L’IA progresse à grands pas. Compte tenu du caractère imprévisible inhérent à l’IA, Anton Korinek, de l’Université de Virginie, recommande de se préparer à plusieurs scénarios. Il explique comment différents niveaux d’évolution technologique, selon que l’IA dépasse ou non l’intelligence humaine (et dans quel délai), conduiraient à des résultats très différents pour l’économie et les travailleurs. Les décideurs devraient préparer des réformes pour chacun de ces scénarios et les adapter en fonction de l’évolution de la situation, conseille-t-il.
Cela nous amène à la gouvernance de l’IA. Ian Bremmer, président d’Eurasia Group, et Mustafa Suleyman, PDG d’Inflection AI, mettent en avant les défis à relever en matière de réglementation dans un contexte où les pays rivalisent pour être à la pointe de l’IA. Ils anticipent que la gouvernance de l’IA sera l’un des défis les plus difficiles à relever pour la communauté internationale dans les décennies à venir et décrivent des principes pour guider l’élaboration de politiques dans ce domaine.
Gita Gopinath (FMI) recommande de parvenir à un équilibre entre l’innovation et la réglementation dans l’élaboration d’un ensemble unique de politiques en matière d’IA. Dans la mesure où l’IA traverse les frontières, il est impératif d’instaurer de toute urgence une coopération mondiale pour tirer au mieux parti de ses énormes possibilités, tout en réduisant au maximum les préjudices évidents pour la société, écrit-elle.
Dans d’autres articles incitant à la réflexion, Daniel Björkegren et Joshua Blumenstock montrent comment le Kenya, la Sierra Leone et le Togo ont adapté l’IA au profit des pauvres. Nandan Nilekani estime que l’Inde est à l’aube d’une révolution de l’IA qui aidera le pays à relever les défis économiques et sociaux urgents. Nous brossons aussi le portrait de Lawrence F. Katz, économiste spécialiste du travail à l’Université Harvard, dont les travaux décisifs sur les inégalités éclairent le débat sur l’IA.

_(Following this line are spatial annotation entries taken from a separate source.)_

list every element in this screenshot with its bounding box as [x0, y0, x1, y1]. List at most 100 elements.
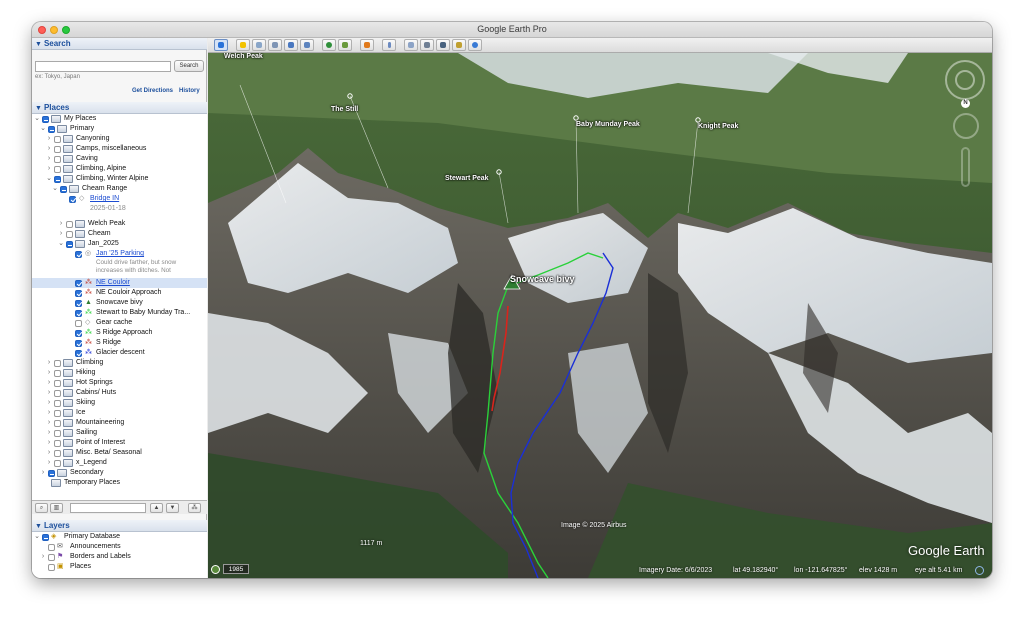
north-icon[interactable]: N [961, 99, 970, 108]
tree-item-snowcave-bivy[interactable]: ▲ Snowcave bivy [32, 298, 207, 308]
tree-item-my-places[interactable]: ⌄ My Places [32, 114, 207, 124]
tree-item-cheam[interactable]: › Cheam [32, 229, 207, 239]
checkbox[interactable] [54, 440, 61, 447]
tree-item-cheam-range[interactable]: ⌄ Cheam Range [32, 184, 207, 194]
tree-item-climbing-alpine[interactable]: › Climbing, Alpine [32, 164, 207, 174]
tree-item-caving[interactable]: › Caving [32, 154, 207, 164]
tree-item-sailing[interactable]: › Sailing [32, 428, 207, 438]
checkbox[interactable] [66, 231, 73, 238]
checkbox[interactable] [75, 330, 82, 337]
tree-item-x-legend[interactable]: › x_Legend [32, 458, 207, 468]
add-overlay-button[interactable] [284, 39, 298, 51]
tree-item-mountaineering[interactable]: › Mountaineering [32, 418, 207, 428]
tree-item-temporary-places[interactable]: Temporary Places [32, 478, 207, 488]
chevron-down-icon[interactable]: ⌄ [57, 239, 65, 249]
tree-item-glacier-descent[interactable]: ⁂ Glacier descent [32, 348, 207, 358]
checkbox[interactable] [75, 310, 82, 317]
label-welch-peak[interactable]: Welch Peak [224, 53, 263, 60]
chevron-right-icon[interactable]: › [45, 418, 53, 428]
tree-item-s-ridge-approach[interactable]: ⁂ S Ridge Approach [32, 328, 207, 338]
checkbox[interactable] [54, 430, 61, 437]
tree-item-s-ridge[interactable]: ⁂ S Ridge [32, 338, 207, 348]
checkbox[interactable] [66, 241, 73, 248]
get-directions-link[interactable]: Get Directions [132, 88, 173, 94]
chevron-right-icon[interactable]: › [45, 378, 53, 388]
tree-link-label[interactable]: Jan '25 Parking [96, 249, 144, 259]
checkbox[interactable] [48, 470, 55, 477]
checkbox[interactable] [42, 116, 49, 123]
tree-item-secondary[interactable]: › Secondary [32, 468, 207, 478]
history-link[interactable]: History [179, 88, 200, 94]
tree-item-jan25-parking[interactable]: ◎ Jan '25 Parking [32, 249, 207, 259]
sunlight-button[interactable] [338, 39, 352, 51]
email-button[interactable] [404, 39, 418, 51]
checkbox[interactable] [75, 251, 82, 258]
tree-item-ice[interactable]: › Ice [32, 408, 207, 418]
ruler-button[interactable] [382, 39, 396, 51]
checkbox[interactable] [75, 300, 82, 307]
chevron-right-icon[interactable]: › [45, 358, 53, 368]
move-joystick[interactable] [953, 113, 979, 139]
chevron-right-icon[interactable]: › [45, 144, 53, 154]
tree-item-misc-beta[interactable]: › Misc. Beta/ Seasonal [32, 448, 207, 458]
historical-imagery-icon[interactable] [211, 565, 220, 574]
checkbox[interactable] [48, 544, 55, 551]
chevron-right-icon[interactable]: › [45, 448, 53, 458]
chevron-right-icon[interactable]: › [57, 219, 65, 229]
search-places-button[interactable]: ⌕ [35, 503, 48, 513]
chevron-right-icon[interactable]: › [45, 398, 53, 408]
tree-item-camps[interactable]: › Camps, miscellaneous [32, 144, 207, 154]
add-polygon-button[interactable] [252, 39, 266, 51]
tour-button[interactable]: ⁂ [188, 503, 201, 513]
earth-gallery-button[interactable] [468, 39, 482, 51]
tree-link-label[interactable]: Bridge IN [90, 194, 119, 204]
record-tour-button[interactable] [300, 39, 314, 51]
chevron-right-icon[interactable]: › [45, 368, 53, 378]
chevron-down-icon[interactable]: ⌄ [39, 124, 47, 134]
view-in-maps-button[interactable] [452, 39, 466, 51]
tree-item-stewart-baby-munday[interactable]: ⁂ Stewart to Baby Munday Tra... [32, 308, 207, 318]
checkbox[interactable] [75, 320, 82, 327]
checkbox[interactable] [54, 136, 61, 143]
map-view[interactable]: Welch Peak The Still Baby Munday Peak Kn… [208, 53, 992, 578]
chevron-right-icon[interactable]: › [45, 408, 53, 418]
label-the-still[interactable]: The Still [331, 106, 358, 113]
chevron-right-icon[interactable]: › [45, 458, 53, 468]
checkbox[interactable] [54, 420, 61, 427]
chevron-down-icon[interactable]: ⌄ [33, 114, 41, 124]
chevron-right-icon[interactable]: › [45, 388, 53, 398]
checkbox[interactable] [54, 146, 61, 153]
label-baby-munday-peak[interactable]: Baby Munday Peak [576, 121, 640, 128]
chevron-right-icon[interactable]: › [39, 468, 47, 478]
look-joystick[interactable] [955, 70, 975, 90]
tree-link-label[interactable]: NE Couloir [96, 278, 130, 288]
tree-item-gear-cache[interactable]: ◇ Gear cache [32, 318, 207, 328]
checkbox[interactable] [48, 564, 55, 571]
checkbox[interactable] [54, 400, 61, 407]
save-image-button[interactable] [436, 39, 450, 51]
toggle-panel-button[interactable]: ▥ [50, 503, 63, 513]
switch-planet-button[interactable] [360, 39, 374, 51]
label-snowcave-bivy[interactable]: Snowcave bivy [510, 274, 575, 284]
chevron-right-icon[interactable]: › [45, 134, 53, 144]
add-path-button[interactable] [268, 39, 282, 51]
checkbox[interactable] [75, 280, 82, 287]
chevron-right-icon[interactable]: › [45, 154, 53, 164]
tree-item-bridge-in[interactable]: ◇ Bridge IN [32, 194, 207, 204]
search-panel-header[interactable]: ▼ Search [32, 38, 207, 50]
checkbox[interactable] [75, 290, 82, 297]
places-panel-header[interactable]: ▼ Places [32, 102, 207, 114]
label-stewart-peak[interactable]: Stewart Peak [445, 175, 489, 182]
checkbox[interactable] [54, 390, 61, 397]
checkbox[interactable] [48, 126, 55, 133]
checkbox[interactable] [54, 370, 61, 377]
checkbox[interactable] [54, 360, 61, 367]
checkbox[interactable] [54, 410, 61, 417]
chevron-down-icon[interactable]: ⌄ [51, 184, 59, 194]
checkbox[interactable] [60, 186, 67, 193]
chevron-right-icon[interactable]: › [39, 552, 47, 562]
historical-imagery-button[interactable] [322, 39, 336, 51]
tree-item-primary[interactable]: ⌄ Primary [32, 124, 207, 134]
chevron-down-icon[interactable]: ⌄ [33, 532, 41, 542]
tree-item-welch-peak[interactable]: › Welch Peak [32, 219, 207, 229]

L’IA peut évoluer dans des directions très différentes, et cela met en évidence le rôle que la société peut jouer pour façonner activement et collectivement son avenir. Ce qui est clair, c’est que les technologies doivent être conçues comme des outils capables de développer le potentiel et l’ingéniosité de l’humain, et non comme des outils susceptibles de les émousser. En définitive, il s’agit d’identifier ce que l’IA peut faire pour aider les gens.
Les opinions exprimées dans la revue n’engagent que leurs auteurs et ne reflètent pas nécessairement la politique du FMI.